The 2024 Paris Olympics highlight the growing threat of climate change to athletics: to the athletes, their coaches, spectators, parents and to sports schedules as we know them.
“It’s extremely noticeable how much hotter it’s gotten and how much more difficult that makes training,” Samuel Mattis, a discus thrower on Team USA’s track and field team, said of his 15 years in the sport.
But, "it’s not just Olympians who are playing in extraordinary conditions,” says Madeleine Orr, an associate professor in sport ecology at the University of Toronto in Ontario and author of “Warming Up: How Climate Change is Changing Sport." “It’s every person playing sports in every part of the world.”

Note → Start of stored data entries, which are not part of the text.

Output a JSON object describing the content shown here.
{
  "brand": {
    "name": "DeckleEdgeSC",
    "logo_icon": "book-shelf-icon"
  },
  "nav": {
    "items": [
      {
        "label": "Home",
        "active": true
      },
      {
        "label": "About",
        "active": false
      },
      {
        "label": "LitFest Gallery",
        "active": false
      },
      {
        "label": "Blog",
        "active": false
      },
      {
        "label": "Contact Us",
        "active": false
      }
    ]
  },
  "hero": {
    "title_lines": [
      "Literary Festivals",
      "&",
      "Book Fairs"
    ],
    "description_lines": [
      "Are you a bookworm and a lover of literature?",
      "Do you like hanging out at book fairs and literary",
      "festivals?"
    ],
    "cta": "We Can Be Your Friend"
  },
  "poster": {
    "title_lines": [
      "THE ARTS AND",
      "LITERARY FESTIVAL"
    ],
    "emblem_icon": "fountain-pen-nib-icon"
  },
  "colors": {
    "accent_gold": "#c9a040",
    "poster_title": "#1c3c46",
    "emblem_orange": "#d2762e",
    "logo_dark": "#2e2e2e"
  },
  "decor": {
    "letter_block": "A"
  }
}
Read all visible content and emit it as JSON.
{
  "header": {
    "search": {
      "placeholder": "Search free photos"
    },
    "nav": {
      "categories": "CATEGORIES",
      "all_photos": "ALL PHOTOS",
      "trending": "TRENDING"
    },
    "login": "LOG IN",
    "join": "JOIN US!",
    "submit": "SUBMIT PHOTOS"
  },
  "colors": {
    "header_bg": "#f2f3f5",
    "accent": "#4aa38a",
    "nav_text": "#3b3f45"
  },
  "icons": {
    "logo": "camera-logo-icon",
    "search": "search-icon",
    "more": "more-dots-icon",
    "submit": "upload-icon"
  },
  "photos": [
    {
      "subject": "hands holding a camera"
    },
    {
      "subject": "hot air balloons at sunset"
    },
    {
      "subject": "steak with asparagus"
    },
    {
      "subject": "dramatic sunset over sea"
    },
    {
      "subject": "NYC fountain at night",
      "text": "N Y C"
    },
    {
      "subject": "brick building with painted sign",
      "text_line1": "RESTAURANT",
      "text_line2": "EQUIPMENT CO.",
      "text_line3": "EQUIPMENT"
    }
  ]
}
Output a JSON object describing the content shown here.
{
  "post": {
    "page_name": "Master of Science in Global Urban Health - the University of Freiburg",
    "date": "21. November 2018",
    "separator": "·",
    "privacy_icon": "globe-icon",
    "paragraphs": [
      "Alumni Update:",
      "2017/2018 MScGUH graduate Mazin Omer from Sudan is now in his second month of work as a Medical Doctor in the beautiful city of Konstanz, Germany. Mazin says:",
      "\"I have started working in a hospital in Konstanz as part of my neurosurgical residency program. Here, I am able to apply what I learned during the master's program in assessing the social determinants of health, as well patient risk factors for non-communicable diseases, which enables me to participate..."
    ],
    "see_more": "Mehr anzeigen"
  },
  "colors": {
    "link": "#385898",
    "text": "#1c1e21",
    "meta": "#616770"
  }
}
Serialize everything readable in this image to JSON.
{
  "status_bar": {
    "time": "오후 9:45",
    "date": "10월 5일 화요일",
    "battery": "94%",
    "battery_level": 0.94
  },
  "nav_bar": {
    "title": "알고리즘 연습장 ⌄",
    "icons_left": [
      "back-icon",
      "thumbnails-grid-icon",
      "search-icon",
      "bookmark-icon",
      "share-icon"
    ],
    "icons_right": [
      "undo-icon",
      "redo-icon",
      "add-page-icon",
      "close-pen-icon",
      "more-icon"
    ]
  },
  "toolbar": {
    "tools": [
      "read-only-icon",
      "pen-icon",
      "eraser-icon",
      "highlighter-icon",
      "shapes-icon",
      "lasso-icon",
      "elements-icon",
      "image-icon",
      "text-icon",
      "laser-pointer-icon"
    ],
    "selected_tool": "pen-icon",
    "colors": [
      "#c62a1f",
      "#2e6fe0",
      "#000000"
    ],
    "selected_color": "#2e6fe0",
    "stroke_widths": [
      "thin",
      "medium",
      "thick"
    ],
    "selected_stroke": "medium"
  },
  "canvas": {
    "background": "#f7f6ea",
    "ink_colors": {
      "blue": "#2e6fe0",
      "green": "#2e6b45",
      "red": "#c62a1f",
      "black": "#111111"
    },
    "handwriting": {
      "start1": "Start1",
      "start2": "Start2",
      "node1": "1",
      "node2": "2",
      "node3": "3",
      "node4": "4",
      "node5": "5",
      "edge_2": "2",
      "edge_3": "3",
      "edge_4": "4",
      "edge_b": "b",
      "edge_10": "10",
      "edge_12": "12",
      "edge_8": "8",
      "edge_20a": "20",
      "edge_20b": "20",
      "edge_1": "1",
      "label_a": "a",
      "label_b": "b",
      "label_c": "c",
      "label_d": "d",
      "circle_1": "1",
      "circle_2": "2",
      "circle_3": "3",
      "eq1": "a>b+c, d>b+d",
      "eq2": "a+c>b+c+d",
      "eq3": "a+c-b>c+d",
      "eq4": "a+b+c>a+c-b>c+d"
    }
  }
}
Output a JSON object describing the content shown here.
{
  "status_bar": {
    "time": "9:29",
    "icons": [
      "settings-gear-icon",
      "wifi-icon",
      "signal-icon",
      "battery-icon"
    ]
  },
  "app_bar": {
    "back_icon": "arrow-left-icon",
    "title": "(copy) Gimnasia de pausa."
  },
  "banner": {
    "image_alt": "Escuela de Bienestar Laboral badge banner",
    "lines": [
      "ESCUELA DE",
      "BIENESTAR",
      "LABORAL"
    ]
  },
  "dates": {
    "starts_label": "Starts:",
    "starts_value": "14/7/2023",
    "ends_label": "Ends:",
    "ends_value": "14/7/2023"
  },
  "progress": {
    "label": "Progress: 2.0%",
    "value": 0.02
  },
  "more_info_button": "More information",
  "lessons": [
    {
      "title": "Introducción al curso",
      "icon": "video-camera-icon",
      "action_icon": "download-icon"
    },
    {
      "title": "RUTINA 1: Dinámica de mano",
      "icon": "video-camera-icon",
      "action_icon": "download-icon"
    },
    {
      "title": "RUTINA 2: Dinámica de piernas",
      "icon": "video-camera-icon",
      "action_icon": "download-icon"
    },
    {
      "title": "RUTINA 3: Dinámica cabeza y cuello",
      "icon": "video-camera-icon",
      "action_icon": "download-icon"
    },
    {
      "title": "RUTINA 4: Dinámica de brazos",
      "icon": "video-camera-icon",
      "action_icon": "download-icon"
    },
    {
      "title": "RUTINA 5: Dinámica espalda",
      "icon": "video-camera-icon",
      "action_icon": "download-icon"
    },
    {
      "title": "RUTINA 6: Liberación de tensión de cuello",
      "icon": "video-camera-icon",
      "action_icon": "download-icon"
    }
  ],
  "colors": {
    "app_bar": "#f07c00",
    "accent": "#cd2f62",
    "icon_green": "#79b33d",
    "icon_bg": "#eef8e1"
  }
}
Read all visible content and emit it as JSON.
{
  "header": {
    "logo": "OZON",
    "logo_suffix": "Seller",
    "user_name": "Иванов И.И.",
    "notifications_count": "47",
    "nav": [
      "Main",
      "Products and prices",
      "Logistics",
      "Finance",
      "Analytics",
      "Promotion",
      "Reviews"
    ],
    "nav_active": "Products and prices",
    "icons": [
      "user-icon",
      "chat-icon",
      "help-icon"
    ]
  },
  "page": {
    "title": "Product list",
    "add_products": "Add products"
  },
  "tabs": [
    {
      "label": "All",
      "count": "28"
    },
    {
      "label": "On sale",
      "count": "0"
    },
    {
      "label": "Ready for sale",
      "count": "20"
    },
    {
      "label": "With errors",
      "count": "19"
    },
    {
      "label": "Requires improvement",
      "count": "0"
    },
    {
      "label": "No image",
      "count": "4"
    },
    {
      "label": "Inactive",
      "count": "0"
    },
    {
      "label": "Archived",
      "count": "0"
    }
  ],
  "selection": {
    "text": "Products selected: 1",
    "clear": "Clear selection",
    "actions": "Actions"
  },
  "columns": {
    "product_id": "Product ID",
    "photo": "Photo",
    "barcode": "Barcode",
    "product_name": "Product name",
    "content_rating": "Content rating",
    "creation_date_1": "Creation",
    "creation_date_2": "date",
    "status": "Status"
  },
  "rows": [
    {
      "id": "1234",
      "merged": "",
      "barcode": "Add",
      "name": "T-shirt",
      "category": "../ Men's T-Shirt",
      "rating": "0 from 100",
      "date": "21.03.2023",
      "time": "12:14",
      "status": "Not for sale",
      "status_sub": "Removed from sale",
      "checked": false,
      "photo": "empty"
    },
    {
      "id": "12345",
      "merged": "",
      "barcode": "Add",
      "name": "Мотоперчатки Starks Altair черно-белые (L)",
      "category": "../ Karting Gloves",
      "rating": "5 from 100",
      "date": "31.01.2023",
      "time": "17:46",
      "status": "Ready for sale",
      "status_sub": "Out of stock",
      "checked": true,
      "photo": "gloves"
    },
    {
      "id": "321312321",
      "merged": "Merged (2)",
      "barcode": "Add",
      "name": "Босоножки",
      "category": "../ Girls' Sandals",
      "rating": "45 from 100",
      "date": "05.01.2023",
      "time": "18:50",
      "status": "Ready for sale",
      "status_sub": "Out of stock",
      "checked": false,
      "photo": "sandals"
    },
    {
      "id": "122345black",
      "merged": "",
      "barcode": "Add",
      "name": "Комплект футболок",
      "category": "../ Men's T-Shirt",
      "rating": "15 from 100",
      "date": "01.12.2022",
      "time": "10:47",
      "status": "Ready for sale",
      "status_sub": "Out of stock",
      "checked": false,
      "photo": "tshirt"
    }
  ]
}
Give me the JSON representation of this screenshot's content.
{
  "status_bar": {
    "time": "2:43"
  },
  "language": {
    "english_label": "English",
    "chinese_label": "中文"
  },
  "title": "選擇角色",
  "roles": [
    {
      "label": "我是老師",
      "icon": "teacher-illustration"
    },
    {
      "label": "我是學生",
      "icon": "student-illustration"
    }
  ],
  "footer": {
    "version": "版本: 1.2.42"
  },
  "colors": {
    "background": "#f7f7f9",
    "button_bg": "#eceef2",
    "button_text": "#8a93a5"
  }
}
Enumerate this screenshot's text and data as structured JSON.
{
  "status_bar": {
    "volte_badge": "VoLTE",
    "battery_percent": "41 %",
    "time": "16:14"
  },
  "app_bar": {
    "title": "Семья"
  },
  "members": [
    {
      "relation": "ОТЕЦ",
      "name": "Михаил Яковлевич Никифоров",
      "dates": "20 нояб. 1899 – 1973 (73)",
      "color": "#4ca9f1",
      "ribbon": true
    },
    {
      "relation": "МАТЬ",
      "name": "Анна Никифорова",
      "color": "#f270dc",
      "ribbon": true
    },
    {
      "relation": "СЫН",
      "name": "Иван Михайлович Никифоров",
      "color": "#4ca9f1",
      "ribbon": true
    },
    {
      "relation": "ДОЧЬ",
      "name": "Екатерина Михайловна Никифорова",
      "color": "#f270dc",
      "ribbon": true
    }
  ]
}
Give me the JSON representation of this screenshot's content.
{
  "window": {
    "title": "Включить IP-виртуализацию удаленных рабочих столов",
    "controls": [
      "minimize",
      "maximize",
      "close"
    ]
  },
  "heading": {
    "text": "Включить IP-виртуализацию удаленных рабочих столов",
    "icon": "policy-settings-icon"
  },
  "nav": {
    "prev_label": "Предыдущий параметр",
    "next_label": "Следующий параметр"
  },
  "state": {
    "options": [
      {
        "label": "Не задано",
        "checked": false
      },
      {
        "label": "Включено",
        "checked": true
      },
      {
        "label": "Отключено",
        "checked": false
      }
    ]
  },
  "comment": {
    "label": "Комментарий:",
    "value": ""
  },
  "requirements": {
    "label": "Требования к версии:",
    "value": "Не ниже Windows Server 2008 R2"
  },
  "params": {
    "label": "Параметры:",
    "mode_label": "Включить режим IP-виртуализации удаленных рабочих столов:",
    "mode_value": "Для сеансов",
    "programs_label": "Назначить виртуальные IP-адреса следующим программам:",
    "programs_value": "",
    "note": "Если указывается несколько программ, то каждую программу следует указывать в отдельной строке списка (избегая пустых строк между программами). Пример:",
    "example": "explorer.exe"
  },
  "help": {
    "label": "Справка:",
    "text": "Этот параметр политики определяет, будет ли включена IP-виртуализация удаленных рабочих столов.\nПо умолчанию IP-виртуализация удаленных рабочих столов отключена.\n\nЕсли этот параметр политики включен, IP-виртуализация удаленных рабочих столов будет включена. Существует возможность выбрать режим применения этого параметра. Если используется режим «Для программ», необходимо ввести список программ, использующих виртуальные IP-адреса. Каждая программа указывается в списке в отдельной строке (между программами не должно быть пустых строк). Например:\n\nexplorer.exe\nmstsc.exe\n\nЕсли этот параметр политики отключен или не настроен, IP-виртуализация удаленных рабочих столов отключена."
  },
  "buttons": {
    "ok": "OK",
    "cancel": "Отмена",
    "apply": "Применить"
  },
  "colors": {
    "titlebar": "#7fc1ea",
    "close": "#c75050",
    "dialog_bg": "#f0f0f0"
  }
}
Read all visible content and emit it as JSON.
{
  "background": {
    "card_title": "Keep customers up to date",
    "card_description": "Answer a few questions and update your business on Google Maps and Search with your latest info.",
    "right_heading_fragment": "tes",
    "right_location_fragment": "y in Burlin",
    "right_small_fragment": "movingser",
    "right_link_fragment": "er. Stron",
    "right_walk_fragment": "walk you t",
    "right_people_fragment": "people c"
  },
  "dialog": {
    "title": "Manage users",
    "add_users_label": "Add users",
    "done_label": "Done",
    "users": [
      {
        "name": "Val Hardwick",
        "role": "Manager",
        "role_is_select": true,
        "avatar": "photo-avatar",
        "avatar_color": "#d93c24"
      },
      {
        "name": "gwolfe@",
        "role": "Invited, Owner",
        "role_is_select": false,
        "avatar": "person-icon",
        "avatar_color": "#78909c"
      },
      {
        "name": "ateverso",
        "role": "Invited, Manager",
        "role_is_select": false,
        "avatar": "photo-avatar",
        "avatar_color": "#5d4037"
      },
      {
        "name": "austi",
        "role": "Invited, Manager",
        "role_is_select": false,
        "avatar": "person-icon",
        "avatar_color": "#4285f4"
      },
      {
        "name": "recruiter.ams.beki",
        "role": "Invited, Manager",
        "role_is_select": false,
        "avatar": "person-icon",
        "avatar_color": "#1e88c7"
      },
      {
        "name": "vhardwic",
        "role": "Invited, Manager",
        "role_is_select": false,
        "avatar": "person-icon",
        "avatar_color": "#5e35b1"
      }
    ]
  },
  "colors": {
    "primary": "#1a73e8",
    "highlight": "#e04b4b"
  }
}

Climate Central, Inc. found these changes in temperature over a century in Paris:
Average temps for 7/26 - 8/11 - Up 5.5 degrees
Days of 86 degrees or higher -
2014-2023 - 188
1924-1933 - 69
Overnight temps at 68 degrees
2014-2023 - 84
1924-1933 - 4
Jamie Farndale, captain of Scotland's rugby sevens team said any temperature above 86 degrees becomes "pretty dangerous" for athletes.
The forecasts from AccuWeather for this week call for 3 days above 86 in Paris, every day but one in St. Etienne, where they're playing soccer and several days above 86 in Nice, another venue for the games.